Francisco Romero (bullfighter)

Francisco Romero (1700–1763) was a significant Spanish matador. He reputedly introduced the famous red cape (muleta) into bullfighting in around 1726.

He was the founding father of a bullfighting dynasty, fundamental for bullfighting history. He was apparently the inventor of several characteristics that started to be used in a key period for bullfighting when the modern on foot system was defined, as the use of the muleta (cape) and estoque (sword) to kill the bull face to face. He was the father of Juan Romero, also a bullfighter, and grandfather of the great Pedro Romero.

During the first years of the 18th century, at Ronda, Francisco Romero, at the end of a bullfight, asked for permission to kill the bull by himself. Up to this moment, only nobles mounted on horses dared to fight a bull. That afternoon, after provoking the bull a couple of times with a linen, Francisco Romero killed the bull with his sword. He soon repeated the same feat at other bullrings and became an authentic professional, giving birth to the modern style of on foot bullfighting. The use of linens (white ones and hanging from a stick) could have been done before Romero's feat. Those linens evolved step by step towards the modern muleta or red cape and capote or purple and yellow cape, but it is very plausible that was Romero the one that popularized his use as the bullfight essential prop.

It seems that the death of a bull by sword was practiced previously, specially by the employees of meat processing factories in Sevilla, but not in a bullring. In any case, if Francisco Romero is not the inventor of the modern bullfight, he is the first matador that became professional and lived from his art. His success implied a fundamental and radical change in the bullfight art: up to him, the main part of the corrida (bullfight or bullrun) was the piking of the bull from a horse, followed by bullfighting on horse and then some use of cape by helpers on foot, but the horse rider was the protagonist of the bull party. The death of the bull was only the end of the bullfight and it wasn't particularly celebrated.
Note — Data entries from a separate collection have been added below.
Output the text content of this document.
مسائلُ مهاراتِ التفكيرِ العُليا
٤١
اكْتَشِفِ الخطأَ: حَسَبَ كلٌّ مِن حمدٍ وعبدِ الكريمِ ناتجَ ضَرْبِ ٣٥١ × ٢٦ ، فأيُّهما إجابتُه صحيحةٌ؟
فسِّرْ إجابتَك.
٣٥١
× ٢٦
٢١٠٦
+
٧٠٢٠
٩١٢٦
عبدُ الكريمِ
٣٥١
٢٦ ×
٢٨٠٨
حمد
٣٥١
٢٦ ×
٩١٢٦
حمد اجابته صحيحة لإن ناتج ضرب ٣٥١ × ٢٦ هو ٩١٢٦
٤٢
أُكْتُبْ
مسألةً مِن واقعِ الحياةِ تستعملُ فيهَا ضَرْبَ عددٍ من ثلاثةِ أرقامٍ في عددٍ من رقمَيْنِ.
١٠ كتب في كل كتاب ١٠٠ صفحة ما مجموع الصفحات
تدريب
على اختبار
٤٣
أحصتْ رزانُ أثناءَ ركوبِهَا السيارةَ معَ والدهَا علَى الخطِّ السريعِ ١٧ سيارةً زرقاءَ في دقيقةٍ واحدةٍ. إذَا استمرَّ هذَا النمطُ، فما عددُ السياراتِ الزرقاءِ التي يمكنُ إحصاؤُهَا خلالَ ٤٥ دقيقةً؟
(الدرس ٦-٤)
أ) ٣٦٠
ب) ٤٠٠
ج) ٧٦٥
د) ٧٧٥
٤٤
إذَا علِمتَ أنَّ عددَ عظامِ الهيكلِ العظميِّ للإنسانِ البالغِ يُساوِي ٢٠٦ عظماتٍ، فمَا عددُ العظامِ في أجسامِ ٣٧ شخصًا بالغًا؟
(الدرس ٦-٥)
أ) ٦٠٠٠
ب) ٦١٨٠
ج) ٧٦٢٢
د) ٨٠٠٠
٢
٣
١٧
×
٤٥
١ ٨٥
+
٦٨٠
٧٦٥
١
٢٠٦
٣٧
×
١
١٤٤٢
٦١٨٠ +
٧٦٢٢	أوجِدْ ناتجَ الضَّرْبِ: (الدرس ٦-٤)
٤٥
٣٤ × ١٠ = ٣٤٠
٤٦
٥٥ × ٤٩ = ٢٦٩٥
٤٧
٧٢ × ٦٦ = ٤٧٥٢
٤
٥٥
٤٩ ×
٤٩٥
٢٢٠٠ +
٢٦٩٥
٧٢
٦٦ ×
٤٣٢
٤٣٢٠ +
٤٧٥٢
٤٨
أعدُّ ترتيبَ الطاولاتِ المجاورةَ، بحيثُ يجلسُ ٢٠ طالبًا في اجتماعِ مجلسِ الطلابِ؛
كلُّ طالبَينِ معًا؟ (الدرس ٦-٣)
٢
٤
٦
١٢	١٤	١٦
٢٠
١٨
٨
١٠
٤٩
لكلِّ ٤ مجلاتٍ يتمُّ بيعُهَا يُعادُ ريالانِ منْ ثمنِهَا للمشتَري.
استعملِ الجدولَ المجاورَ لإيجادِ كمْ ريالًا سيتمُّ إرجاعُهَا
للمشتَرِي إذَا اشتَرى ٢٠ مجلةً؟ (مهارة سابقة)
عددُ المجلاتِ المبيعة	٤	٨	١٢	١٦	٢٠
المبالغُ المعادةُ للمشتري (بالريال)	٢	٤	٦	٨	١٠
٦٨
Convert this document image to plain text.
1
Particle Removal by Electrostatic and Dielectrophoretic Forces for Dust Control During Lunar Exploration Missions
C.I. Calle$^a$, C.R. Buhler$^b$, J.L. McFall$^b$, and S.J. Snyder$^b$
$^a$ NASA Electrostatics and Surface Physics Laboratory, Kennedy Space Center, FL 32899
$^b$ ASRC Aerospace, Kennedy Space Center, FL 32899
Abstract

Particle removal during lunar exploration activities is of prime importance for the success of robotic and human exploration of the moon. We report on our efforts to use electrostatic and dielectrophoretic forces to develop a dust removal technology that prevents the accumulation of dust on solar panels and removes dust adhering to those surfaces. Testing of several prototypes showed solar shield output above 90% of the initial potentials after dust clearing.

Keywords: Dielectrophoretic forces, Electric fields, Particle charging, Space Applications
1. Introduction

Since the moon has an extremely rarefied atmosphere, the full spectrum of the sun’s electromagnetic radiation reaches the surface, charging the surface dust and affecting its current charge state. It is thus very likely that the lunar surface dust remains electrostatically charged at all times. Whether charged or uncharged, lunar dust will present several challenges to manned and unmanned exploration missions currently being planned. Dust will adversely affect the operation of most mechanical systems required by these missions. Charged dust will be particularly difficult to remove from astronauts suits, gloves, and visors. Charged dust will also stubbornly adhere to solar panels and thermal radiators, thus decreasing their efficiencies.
After Francisco Romero, and after some years when both bullfighting styles (on foot and riding a horse) fought for public support, on-horse bullfight started to lose the protagonist role it had and the death of the bull by a lonely man on foot, armed only with a sword, keeping himself as still as possible while being charged by a truly wild animal, proof of the bravery of the matador, became the most important part of bullfight.

The wild character of bulls is guaranteed by their owners, as bullfighting bulls have as little contact with humans as possible before entering the bullring. If a bull has any experience with a cape (or even become habituated to the mere presence of humans on foot) before a bullfight it would be very difficult or impossible for a matador to avoid being injured by the bull, as they learn very quickly to distinguish the cape from the human behind it. That also explains why bullfights are so short: they are a race against time before the bull understands he's being cheated by the cape. Bullfighting bulls can use a horn as a person uses a knife, with extreme precision and they have a preferred side (left or right horn) that they use for their attacks. Those characteristics of wild bulls, that make them as unpredictable and dangerous as any wild animal, raised Francisco Romero original feat to a legendary status in the history of bullfighting.